Four years of writing, and the fundamentals haven't changed:

  1. Two-factor authentication on email, cloud services, and remote access
  2. Password manager for unique, strong passwords on every account
  3. Automatic updates for operating systems, browsers, and applications
  4. Network segmentation to limit lateral movement
  5. Email filtering to block phishing and malware
  6. Endpoint protection beyond basic antivirus
  7. Encryption on all devices (BitLocker, FileVault)

None of these are new. None of them are expensive. None of them are optional.

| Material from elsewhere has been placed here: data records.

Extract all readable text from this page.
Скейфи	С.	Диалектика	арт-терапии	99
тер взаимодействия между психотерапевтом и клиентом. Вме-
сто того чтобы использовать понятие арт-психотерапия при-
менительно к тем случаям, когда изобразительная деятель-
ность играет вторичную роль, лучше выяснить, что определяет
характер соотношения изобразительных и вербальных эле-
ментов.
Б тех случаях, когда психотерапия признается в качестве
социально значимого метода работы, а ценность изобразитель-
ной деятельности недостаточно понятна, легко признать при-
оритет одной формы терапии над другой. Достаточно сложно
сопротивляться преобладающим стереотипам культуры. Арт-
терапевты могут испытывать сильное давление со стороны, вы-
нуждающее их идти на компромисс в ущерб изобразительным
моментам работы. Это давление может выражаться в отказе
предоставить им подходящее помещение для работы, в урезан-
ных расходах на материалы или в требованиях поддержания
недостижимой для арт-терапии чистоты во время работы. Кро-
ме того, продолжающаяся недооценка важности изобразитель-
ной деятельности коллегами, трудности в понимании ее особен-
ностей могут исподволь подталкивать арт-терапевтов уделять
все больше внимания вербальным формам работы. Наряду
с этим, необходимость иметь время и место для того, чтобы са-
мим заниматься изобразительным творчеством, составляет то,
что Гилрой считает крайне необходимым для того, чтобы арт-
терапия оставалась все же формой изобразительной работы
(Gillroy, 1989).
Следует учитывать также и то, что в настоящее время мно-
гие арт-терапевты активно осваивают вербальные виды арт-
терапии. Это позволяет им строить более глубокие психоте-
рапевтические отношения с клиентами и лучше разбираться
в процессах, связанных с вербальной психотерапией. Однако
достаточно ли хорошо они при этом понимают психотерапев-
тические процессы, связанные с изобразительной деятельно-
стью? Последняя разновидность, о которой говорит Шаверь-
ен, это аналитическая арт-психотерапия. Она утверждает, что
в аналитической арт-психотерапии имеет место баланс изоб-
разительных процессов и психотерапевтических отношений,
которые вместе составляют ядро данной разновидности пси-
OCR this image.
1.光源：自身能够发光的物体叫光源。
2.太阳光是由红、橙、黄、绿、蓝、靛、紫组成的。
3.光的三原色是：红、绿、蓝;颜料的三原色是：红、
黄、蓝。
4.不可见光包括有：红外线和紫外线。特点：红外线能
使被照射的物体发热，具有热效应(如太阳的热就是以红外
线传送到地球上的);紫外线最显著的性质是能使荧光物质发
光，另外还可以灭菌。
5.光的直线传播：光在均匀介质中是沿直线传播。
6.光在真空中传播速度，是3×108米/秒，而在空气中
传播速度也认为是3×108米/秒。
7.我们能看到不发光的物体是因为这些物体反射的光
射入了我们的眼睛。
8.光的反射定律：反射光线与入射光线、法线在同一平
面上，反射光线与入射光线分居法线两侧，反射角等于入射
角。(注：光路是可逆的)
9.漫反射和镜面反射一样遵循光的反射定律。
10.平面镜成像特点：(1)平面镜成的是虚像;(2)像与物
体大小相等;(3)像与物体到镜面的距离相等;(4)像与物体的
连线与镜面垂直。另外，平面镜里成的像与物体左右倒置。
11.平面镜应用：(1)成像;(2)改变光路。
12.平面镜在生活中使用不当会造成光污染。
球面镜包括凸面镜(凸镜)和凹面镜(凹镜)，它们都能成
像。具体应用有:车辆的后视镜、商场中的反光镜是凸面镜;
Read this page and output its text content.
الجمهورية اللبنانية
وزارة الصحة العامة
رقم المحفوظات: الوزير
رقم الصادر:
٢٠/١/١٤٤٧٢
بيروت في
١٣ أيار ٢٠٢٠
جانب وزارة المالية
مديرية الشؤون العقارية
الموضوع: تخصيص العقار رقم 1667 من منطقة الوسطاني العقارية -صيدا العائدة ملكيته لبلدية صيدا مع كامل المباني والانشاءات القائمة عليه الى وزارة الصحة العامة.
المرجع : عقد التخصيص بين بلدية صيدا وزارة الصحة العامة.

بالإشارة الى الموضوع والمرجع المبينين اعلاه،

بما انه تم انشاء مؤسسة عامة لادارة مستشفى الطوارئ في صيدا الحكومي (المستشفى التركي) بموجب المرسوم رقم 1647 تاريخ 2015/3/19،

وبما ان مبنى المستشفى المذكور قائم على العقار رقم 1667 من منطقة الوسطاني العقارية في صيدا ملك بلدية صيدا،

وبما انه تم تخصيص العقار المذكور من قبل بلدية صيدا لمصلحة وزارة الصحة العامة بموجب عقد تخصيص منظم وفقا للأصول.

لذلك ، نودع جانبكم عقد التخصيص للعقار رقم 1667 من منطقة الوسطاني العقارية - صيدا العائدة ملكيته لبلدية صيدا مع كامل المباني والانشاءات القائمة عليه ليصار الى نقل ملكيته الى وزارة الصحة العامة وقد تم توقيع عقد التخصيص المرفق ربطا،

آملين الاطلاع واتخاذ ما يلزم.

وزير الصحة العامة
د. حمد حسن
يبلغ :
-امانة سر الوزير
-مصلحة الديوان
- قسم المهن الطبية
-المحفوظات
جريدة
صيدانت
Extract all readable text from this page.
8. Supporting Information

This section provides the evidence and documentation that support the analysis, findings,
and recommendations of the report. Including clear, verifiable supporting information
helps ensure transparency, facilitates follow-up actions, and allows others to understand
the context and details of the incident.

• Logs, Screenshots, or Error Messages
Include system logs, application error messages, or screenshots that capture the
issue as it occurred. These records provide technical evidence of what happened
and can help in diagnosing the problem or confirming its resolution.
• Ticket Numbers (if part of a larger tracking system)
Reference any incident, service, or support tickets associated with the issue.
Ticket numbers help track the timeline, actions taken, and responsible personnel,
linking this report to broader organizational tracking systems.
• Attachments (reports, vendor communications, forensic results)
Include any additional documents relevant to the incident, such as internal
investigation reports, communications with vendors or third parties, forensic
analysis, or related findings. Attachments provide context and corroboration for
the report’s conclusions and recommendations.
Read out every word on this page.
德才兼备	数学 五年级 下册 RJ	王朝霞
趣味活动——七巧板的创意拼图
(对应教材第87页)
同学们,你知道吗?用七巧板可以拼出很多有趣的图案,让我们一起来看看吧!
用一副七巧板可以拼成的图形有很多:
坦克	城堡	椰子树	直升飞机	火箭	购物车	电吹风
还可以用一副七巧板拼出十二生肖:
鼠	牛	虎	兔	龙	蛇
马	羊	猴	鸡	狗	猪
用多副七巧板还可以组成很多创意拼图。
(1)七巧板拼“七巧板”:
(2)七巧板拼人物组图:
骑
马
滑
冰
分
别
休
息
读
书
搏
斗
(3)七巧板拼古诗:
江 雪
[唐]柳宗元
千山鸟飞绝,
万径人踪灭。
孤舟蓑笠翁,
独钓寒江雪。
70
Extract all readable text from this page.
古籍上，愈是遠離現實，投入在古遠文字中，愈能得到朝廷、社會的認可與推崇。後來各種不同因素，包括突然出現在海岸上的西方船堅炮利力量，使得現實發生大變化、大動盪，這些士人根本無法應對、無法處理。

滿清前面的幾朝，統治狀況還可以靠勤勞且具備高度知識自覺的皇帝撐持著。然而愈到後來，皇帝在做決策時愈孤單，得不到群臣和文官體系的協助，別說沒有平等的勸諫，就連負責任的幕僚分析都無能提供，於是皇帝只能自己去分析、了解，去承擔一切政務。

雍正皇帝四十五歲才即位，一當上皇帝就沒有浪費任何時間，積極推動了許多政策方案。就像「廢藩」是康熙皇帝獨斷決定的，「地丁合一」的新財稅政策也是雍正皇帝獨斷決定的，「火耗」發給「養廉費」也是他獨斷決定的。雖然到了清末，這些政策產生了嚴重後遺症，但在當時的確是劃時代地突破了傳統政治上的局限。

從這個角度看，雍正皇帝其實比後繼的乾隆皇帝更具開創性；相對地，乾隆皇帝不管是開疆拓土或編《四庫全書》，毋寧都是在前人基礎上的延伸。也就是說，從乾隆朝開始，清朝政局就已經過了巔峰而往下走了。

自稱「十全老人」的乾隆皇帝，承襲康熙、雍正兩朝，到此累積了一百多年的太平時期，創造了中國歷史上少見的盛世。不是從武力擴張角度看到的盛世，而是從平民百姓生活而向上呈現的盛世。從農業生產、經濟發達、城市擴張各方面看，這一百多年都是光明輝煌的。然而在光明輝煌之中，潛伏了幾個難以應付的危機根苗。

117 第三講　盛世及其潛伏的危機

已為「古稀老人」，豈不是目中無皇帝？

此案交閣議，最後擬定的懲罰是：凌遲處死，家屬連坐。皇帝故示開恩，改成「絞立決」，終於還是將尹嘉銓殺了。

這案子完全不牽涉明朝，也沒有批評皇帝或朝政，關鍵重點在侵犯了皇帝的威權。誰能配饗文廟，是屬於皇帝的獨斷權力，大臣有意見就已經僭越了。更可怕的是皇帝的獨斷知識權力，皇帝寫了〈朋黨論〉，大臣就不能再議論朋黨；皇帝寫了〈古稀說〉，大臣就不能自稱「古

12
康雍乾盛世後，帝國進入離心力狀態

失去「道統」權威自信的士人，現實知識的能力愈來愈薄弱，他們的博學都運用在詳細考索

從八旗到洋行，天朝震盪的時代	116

Protect IT: Prepare for When (Not If)

Protection isn't just prevention. It's preparation:

  • Tested backups with offline/cloud copies that ransomware can't reach
  • Incident response plan so your team knows what to do when something goes wrong
  • Cyber insurance to cover the financial impact of an incident
  • Security awareness training so your team recognizes threats before they click
  • Vendor assessment to ensure your supply chain isn't your weakest link

The Four-Year Report Card

In four years of writing:

  • Awareness: A (everyone knows cybersecurity matters)
  • 2FA adoption: B (growing but not universal)
  • Backup quality: B- (more practices have them, but testing is still rare)
  • Patch management: C (still the most commonly exploited gap)
  • Password practices: C- (password managers adoption still low)
  • Incident response planning: D (most practices still don't have a plan)

Room for improvement. But the trend is positive. Keep going.